As a science-based agency, the FDA is committed to ensuring that information being presented on a food’s label is accurate and not misleading. That’s why today the FDA sent a letter to the California Office of Environmental Health Hazard Assessment expressing our support of this proposed regulation that would exempt coffee from a Proposition 65 cancer warning.
We’ve taken this position because we too have carefully reviewed the most current research on coffee and cancer and it does not support a cancer warning for coffee. In fact, as our letter to California states, such a warning could mislead consumers to believe that drinking coffee could be dangerous to their health when it actually could provide health benefits. Misleading labeling on food violates the Federal Food, Drug, and Cosmetic Act. No state law can require food to bear a warning that violates federal law.
Strong and consistent evidence shows that in healthy adults moderate coffee consumption is not associated with an increased risk of major chronic diseases, such as cancer, or premature death, and some evidence suggests that coffee consumption may decrease the risk of certain cancers. To this end, current dietary guidelines published by the U.S. Department of Health and Human Services and the U.S. Department of Agriculture state that moderate coffee consumption (three to five cups a day or up to 400 mg/day of caffeine) can be incorporated into healthy eating patterns.
This is not the first time the FDA has expressed concerns about Proposition 65 warnings based on the presence of acrylamide in foods. The FDA previously wrote to California stating our concerns about acrylamide warnings for foods because such warnings may mislead consumers about the risks posed by foods containing acrylamide and encourage consumers to alter their diets in ways that may not benefit their health. A prime example is whole grain foods. We recognize that some of these products may contain acrylamide. But we also know that consumption of whole grains is beneficial for health and nutrition. Labeling whole grain foods with a cancer warning may cause American consumers to avoid foods that would have a benefit to their health, including avoiding foods that may reduce cancer risks.

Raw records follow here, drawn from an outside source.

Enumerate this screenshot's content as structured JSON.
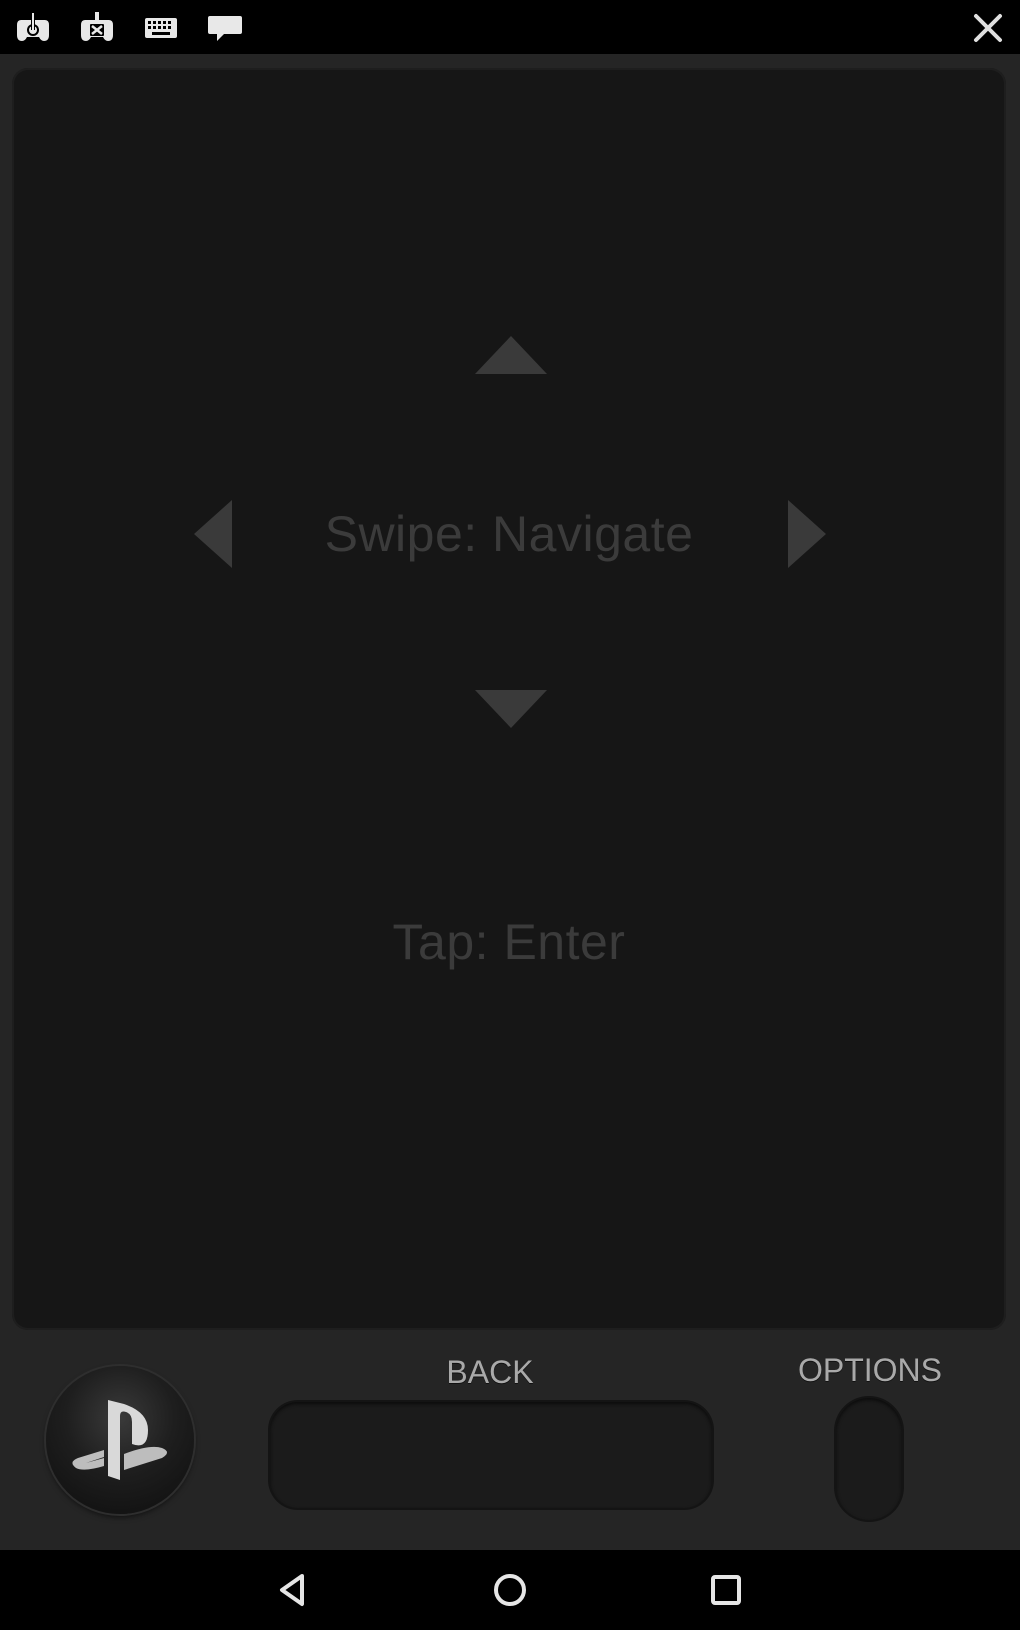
{
  "status_bar": {
    "icons": [
      "controller-power-icon",
      "controller-settings-icon",
      "keyboard-icon",
      "chat-icon",
      "close-icon"
    ]
  },
  "touchpad": {
    "hint_swipe": "Swipe: Navigate",
    "hint_tap": "Tap: Enter",
    "arrows": [
      "up-arrow-icon",
      "left-arrow-icon",
      "right-arrow-icon",
      "down-arrow-icon"
    ]
  },
  "controls": {
    "back_label": "BACK",
    "options_label": "OPTIONS",
    "ps_icon": "playstation-logo-icon"
  },
  "nav_bar": {
    "icons": [
      "back-nav-icon",
      "home-nav-icon",
      "recents-nav-icon"
    ]
  },
  "colors": {
    "background": "#252525",
    "touchpad": "#161616",
    "hint_text": "#3b3b3b",
    "label_text": "#a9a9a9",
    "bars": "#000000"
  }
}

The FDA has undertaken a number of activities on acrylamide since the discovery of acrylamide in foods in 2002, including performing toxicology research, conducting food surveys and exposure assessments and issuing guidance for industry on mitigating the formation of acrylamide during food production. Given the widespread presence of acrylamide in foods, it isn’t feasible to completely eliminate acrylamide exposure.

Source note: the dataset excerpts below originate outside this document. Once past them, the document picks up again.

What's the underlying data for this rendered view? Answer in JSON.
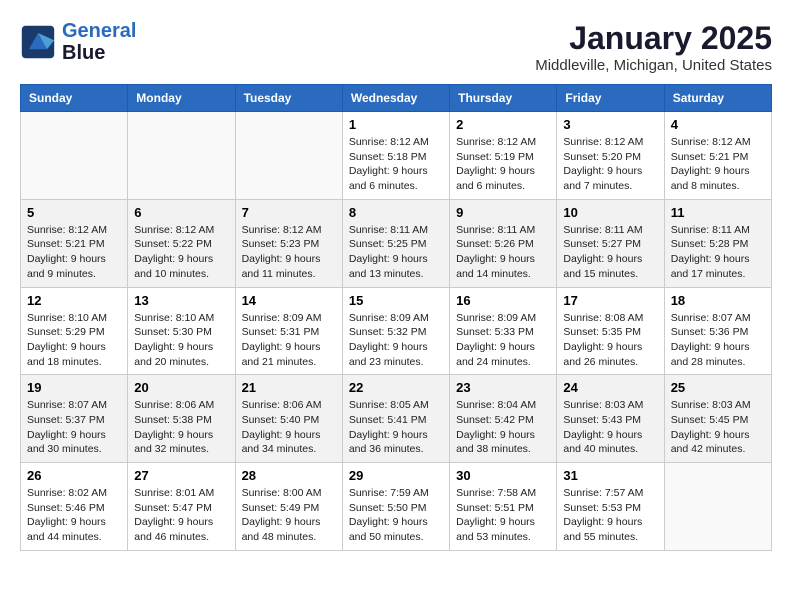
{
  "header": {
    "logo_line1": "General",
    "logo_line2": "Blue",
    "title": "January 2025",
    "subtitle": "Middleville, Michigan, United States"
  },
  "weekdays": [
    "Sunday",
    "Monday",
    "Tuesday",
    "Wednesday",
    "Thursday",
    "Friday",
    "Saturday"
  ],
  "weeks": [
    [
      {
        "day": "",
        "sunrise": "",
        "sunset": "",
        "daylight": "",
        "empty": true
      },
      {
        "day": "",
        "sunrise": "",
        "sunset": "",
        "daylight": "",
        "empty": true
      },
      {
        "day": "",
        "sunrise": "",
        "sunset": "",
        "daylight": "",
        "empty": true
      },
      {
        "day": "1",
        "sunrise": "Sunrise: 8:12 AM",
        "sunset": "Sunset: 5:18 PM",
        "daylight": "Daylight: 9 hours and 6 minutes.",
        "empty": false
      },
      {
        "day": "2",
        "sunrise": "Sunrise: 8:12 AM",
        "sunset": "Sunset: 5:19 PM",
        "daylight": "Daylight: 9 hours and 6 minutes.",
        "empty": false
      },
      {
        "day": "3",
        "sunrise": "Sunrise: 8:12 AM",
        "sunset": "Sunset: 5:20 PM",
        "daylight": "Daylight: 9 hours and 7 minutes.",
        "empty": false
      },
      {
        "day": "4",
        "sunrise": "Sunrise: 8:12 AM",
        "sunset": "Sunset: 5:21 PM",
        "daylight": "Daylight: 9 hours and 8 minutes.",
        "empty": false
      }
    ],
    [
      {
        "day": "5",
        "sunrise": "Sunrise: 8:12 AM",
        "sunset": "Sunset: 5:21 PM",
        "daylight": "Daylight: 9 hours and 9 minutes.",
        "empty": false
      },
      {
        "day": "6",
        "sunrise": "Sunrise: 8:12 AM",
        "sunset": "Sunset: 5:22 PM",
        "daylight": "Daylight: 9 hours and 10 minutes.",
        "empty": false
      },
      {
        "day": "7",
        "sunrise": "Sunrise: 8:12 AM",
        "sunset": "Sunset: 5:23 PM",
        "daylight": "Daylight: 9 hours and 11 minutes.",
        "empty": false
      },
      {
        "day": "8",
        "sunrise": "Sunrise: 8:11 AM",
        "sunset": "Sunset: 5:25 PM",
        "daylight": "Daylight: 9 hours and 13 minutes.",
        "empty": false
      },
      {
        "day": "9",
        "sunrise": "Sunrise: 8:11 AM",
        "sunset": "Sunset: 5:26 PM",
        "daylight": "Daylight: 9 hours and 14 minutes.",
        "empty": false
      },
      {
        "day": "10",
        "sunrise": "Sunrise: 8:11 AM",
        "sunset": "Sunset: 5:27 PM",
        "daylight": "Daylight: 9 hours and 15 minutes.",
        "empty": false
      },
      {
        "day": "11",
        "sunrise": "Sunrise: 8:11 AM",
        "sunset": "Sunset: 5:28 PM",
        "daylight": "Daylight: 9 hours and 17 minutes.",
        "empty": false
      }
    ],
    [
      {
        "day": "12",
        "sunrise": "Sunrise: 8:10 AM",
        "sunset": "Sunset: 5:29 PM",
        "daylight": "Daylight: 9 hours and 18 minutes.",
        "empty": false
      },
      {
        "day": "13",
        "sunrise": "Sunrise: 8:10 AM",
        "sunset": "Sunset: 5:30 PM",
        "daylight": "Daylight: 9 hours and 20 minutes.",
        "empty": false
      },
      {
        "day": "14",
        "sunrise": "Sunrise: 8:09 AM",
        "sunset": "Sunset: 5:31 PM",
        "daylight": "Daylight: 9 hours and 21 minutes.",
        "empty": false
      },
      {
        "day": "15",
        "sunrise": "Sunrise: 8:09 AM",
        "sunset": "Sunset: 5:32 PM",
        "daylight": "Daylight: 9 hours and 23 minutes.",
        "empty": false
      },
      {
        "day": "16",
        "sunrise": "Sunrise: 8:09 AM",
        "sunset": "Sunset: 5:33 PM",
        "daylight": "Daylight: 9 hours and 24 minutes.",
        "empty": false
      },
      {
        "day": "17",
        "sunrise": "Sunrise: 8:08 AM",
        "sunset": "Sunset: 5:35 PM",
        "daylight": "Daylight: 9 hours and 26 minutes.",
        "empty": false
      },
      {
        "day": "18",
        "sunrise": "Sunrise: 8:07 AM",
        "sunset": "Sunset: 5:36 PM",
        "daylight": "Daylight: 9 hours and 28 minutes.",
        "empty": false
      }
    ],
    [
      {
        "day": "19",
        "sunrise": "Sunrise: 8:07 AM",
        "sunset": "Sunset: 5:37 PM",
        "daylight": "Daylight: 9 hours and 30 minutes.",
        "empty": false
      },
      {
        "day": "20",
        "sunrise": "Sunrise: 8:06 AM",
        "sunset": "Sunset: 5:38 PM",
        "daylight": "Daylight: 9 hours and 32 minutes.",
        "empty": false
      },
      {
        "day": "21",
        "sunrise": "Sunrise: 8:06 AM",
        "sunset": "Sunset: 5:40 PM",
        "daylight": "Daylight: 9 hours and 34 minutes.",
        "empty": false
      },
      {
        "day": "22",
        "sunrise": "Sunrise: 8:05 AM",
        "sunset": "Sunset: 5:41 PM",
        "daylight": "Daylight: 9 hours and 36 minutes.",
        "empty": false
      },
      {
        "day": "23",
        "sunrise": "Sunrise: 8:04 AM",
        "sunset": "Sunset: 5:42 PM",
        "daylight": "Daylight: 9 hours and 38 minutes.",
        "empty": false
      },
      {
        "day": "24",
        "sunrise": "Sunrise: 8:03 AM",
        "sunset": "Sunset: 5:43 PM",
        "daylight": "Daylight: 9 hours and 40 minutes.",
        "empty": false
      },
      {
        "day": "25",
        "sunrise": "Sunrise: 8:03 AM",
        "sunset": "Sunset: 5:45 PM",
        "daylight": "Daylight: 9 hours and 42 minutes.",
        "empty": false
      }
    ],
    [
      {
        "day": "26",
        "sunrise": "Sunrise: 8:02 AM",
        "sunset": "Sunset: 5:46 PM",
        "daylight": "Daylight: 9 hours and 44 minutes.",
        "empty": false
      },
      {
        "day": "27",
        "sunrise": "Sunrise: 8:01 AM",
        "sunset": "Sunset: 5:47 PM",
        "daylight": "Daylight: 9 hours and 46 minutes.",
        "empty": false
      },
      {
        "day": "28",
        "sunrise": "Sunrise: 8:00 AM",
        "sunset": "Sunset: 5:49 PM",
        "daylight": "Daylight: 9 hours and 48 minutes.",
        "empty": false
      },
      {
        "day": "29",
        "sunrise": "Sunrise: 7:59 AM",
        "sunset": "Sunset: 5:50 PM",
        "daylight": "Daylight: 9 hours and 50 minutes.",
        "empty": false
      },
      {
        "day": "30",
        "sunrise": "Sunrise: 7:58 AM",
        "sunset": "Sunset: 5:51 PM",
        "daylight": "Daylight: 9 hours and 53 minutes.",
        "empty": false
      },
      {
        "day": "31",
        "sunrise": "Sunrise: 7:57 AM",
        "sunset": "Sunset: 5:53 PM",
        "daylight": "Daylight: 9 hours and 55 minutes.",
        "empty": false
      },
      {
        "day": "",
        "sunrise": "",
        "sunset": "",
        "daylight": "",
        "empty": true
      }
    ]
  ]
}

Removing any one or two foods from your diet would not have a significant effect on overall exposure to acrylamide. This is why the FDA’s best advice is that consumers adopt a healthy diet, consistent with the Dietary Guidelines for Americans (2015-2020). It emphasizes fruits, vegetables, whole grains, and fat-free or low-fat milk and milk products; includes lean meats, poultry, fish, beans, eggs, and nuts; healthy oils, and limits saturated fats, trans fats, sodium, and added sugars.
Assuring that consumers have access to transparent science-based nutrition information is a pivotal element of the FDA’s public health mission. These goals are encompassed in the multi-year Nutrition Innovation Strategy that we announced in March. This Innovation Strategy involves a series of synergistic actions intended to modernize the FDA’s approach to nutrition, help reduce the burden of chronic disease that stems from poor nutrition, including obesity, diabetes, heart disease and a variety of cancers, and to remove barriers to industry innovation.
In line with our Nutrition Innovation Strategy, we strongly support exempting coffee from a cancer warning. The scientific community has conducted a substantial amount of research on the issue of whether coffee causes cancer, and the totality of that research has found inadequate evidence to establish that coffee causes cancer and suggests that coffee may even reduce the risk of some cancers.
We’re dedicated to providing science-based information to consumers in an effort to benefit health and nutrition. And we remain committed to ensuring product labeling provides the most factual, easy-to-understand information needed to inform diet selections.